Publisher: Pariyatti Publishing
ISBN: 1681723719
Category : Fiction
Languages : en
Pages : 473
Book Description
Whereas Western intellectuals seek the essence of Buddhism in its doctrines and meditation practices, the traditional Buddhists of Asia absorb the ideas and values of their spiritual heritage through its rich narrative literature about the Buddha and his disciples. The most popular collection of Buddhist stories is, without doubt, the Jatakas. These are the stories of the Buddha's past births, relating his experiences as he passed from life to life on the way to becoming a Buddha. At times he takes the form of a bird, at times he is born as a hare, a monkey, a prince, a merchant, or an ascetic, but in each case he uses the challenges he meets to grow in generosity, virtue, patience, wisdom, and compassion.This anthology of Jatakas, ably told by Ken and Visakha Kawasaki, remains faithful to the original yet presents the stories in clear and simple language. It thereby makes the Jatakas accessible even to young readers and to those for whom English is not their first language.

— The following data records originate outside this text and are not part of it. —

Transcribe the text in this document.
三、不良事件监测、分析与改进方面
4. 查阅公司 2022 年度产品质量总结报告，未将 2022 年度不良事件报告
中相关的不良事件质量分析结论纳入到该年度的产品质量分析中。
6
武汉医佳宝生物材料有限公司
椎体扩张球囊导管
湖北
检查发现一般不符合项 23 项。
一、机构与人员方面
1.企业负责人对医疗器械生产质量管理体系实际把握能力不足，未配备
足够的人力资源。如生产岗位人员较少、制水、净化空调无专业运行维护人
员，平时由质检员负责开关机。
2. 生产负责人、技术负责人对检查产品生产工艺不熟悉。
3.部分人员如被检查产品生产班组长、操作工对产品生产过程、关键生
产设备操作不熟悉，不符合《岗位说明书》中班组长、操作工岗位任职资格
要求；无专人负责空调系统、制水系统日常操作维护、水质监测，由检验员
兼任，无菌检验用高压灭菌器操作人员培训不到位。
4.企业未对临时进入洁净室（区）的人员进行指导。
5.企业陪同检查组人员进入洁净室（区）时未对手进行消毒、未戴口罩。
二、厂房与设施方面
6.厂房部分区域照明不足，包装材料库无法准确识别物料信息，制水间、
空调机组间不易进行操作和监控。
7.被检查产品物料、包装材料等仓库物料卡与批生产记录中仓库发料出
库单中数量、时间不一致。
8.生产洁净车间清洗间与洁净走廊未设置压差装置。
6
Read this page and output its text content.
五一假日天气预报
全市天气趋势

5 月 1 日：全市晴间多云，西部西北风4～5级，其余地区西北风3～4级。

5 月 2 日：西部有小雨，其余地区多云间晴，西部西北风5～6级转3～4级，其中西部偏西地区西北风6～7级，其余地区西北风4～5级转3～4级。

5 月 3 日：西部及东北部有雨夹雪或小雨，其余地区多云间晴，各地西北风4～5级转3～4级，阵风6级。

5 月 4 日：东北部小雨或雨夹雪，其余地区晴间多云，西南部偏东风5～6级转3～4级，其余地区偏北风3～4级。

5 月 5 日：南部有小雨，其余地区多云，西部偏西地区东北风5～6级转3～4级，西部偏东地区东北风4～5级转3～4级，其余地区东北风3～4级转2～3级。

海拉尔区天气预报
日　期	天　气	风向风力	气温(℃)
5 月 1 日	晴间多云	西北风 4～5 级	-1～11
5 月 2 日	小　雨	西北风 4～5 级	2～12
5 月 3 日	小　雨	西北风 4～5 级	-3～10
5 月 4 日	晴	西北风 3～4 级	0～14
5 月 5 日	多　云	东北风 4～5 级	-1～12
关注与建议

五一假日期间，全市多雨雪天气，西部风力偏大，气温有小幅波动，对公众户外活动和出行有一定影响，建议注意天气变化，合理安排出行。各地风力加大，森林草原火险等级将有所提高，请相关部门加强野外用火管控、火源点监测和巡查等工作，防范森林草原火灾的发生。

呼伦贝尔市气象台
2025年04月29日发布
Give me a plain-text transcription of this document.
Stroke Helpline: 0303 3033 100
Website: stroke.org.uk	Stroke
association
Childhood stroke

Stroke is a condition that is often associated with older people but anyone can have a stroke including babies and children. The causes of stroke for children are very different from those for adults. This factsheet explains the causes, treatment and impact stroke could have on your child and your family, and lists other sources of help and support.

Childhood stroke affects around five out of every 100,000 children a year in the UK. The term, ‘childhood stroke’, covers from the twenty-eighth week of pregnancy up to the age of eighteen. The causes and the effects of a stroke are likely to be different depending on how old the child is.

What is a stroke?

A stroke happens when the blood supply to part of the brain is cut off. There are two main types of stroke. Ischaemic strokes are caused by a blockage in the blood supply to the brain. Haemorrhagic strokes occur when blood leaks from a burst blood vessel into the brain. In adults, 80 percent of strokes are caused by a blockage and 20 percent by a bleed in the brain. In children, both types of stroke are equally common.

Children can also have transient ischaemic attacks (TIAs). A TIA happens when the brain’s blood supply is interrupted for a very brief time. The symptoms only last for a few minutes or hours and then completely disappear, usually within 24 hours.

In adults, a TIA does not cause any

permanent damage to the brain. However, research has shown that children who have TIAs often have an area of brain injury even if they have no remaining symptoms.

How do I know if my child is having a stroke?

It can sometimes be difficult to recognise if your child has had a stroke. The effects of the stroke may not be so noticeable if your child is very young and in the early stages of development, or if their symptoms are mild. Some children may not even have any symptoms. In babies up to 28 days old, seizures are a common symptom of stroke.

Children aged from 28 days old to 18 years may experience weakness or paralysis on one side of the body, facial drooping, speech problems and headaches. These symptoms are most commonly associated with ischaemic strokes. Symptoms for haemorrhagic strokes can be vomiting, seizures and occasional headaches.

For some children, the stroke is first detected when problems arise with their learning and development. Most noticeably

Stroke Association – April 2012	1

Jataka Tales of the Buddha (Volume I)
Author: Ken and Visakha Kawasaki
Publisher: Pariyatti Publishing
ISBN: 168172104X
Category : Fiction
Languages : en
Pages : 489
Book Description
Whereas Western intellectuals seek the essence of Buddhism in its doctrines and meditation practices, the traditional Buddhists of Asia absorb the ideas and values of their spiritual heritage through its rich narrative literature about the Buddha and his disciples. The most popular collection of Buddhist stories is, without doubt, the Jatakas. These are the stories of the Buddha's past births, relating his experiences as he passed from life to life on the way to becoming a Buddha. At times he takes the form of a bird, at times he is born as a hare, a monkey, a prince, a merchant, or an ascetic, but in each case he uses the challenges he meets to grow in generosity, virtue, patience, wisdom, and compassion.This anthology of Jatakas, ably told by Ken and Visakha Kawasaki, remains faithful to the original yet presents the stories in clear and simple language. It thereby makes the Jatakas accessible even to young readers and to those for whom English is not their first language.
Publisher: Pariyatti Publishing
ISBN: 168172104X
Category : Fiction
Languages : en
Pages : 489
Book Description
Whereas Western intellectuals seek the essence of Buddhism in its doctrines and meditation practices, the traditional Buddhists of Asia absorb the ideas and values of their spiritual heritage through its rich narrative literature about the Buddha and his disciples. The most popular collection of Buddhist stories is, without doubt, the Jatakas. These are the stories of the Buddha's past births, relating his experiences as he passed from life to life on the way to becoming a Buddha. At times he takes the form of a bird, at times he is born as a hare, a monkey, a prince, a merchant, or an ascetic, but in each case he uses the challenges he meets to grow in generosity, virtue, patience, wisdom, and compassion.This anthology of Jatakas, ably told by Ken and Visakha Kawasaki, remains faithful to the original yet presents the stories in clear and simple language. It thereby makes the Jatakas accessible even to young readers and to those for whom English is not their first language.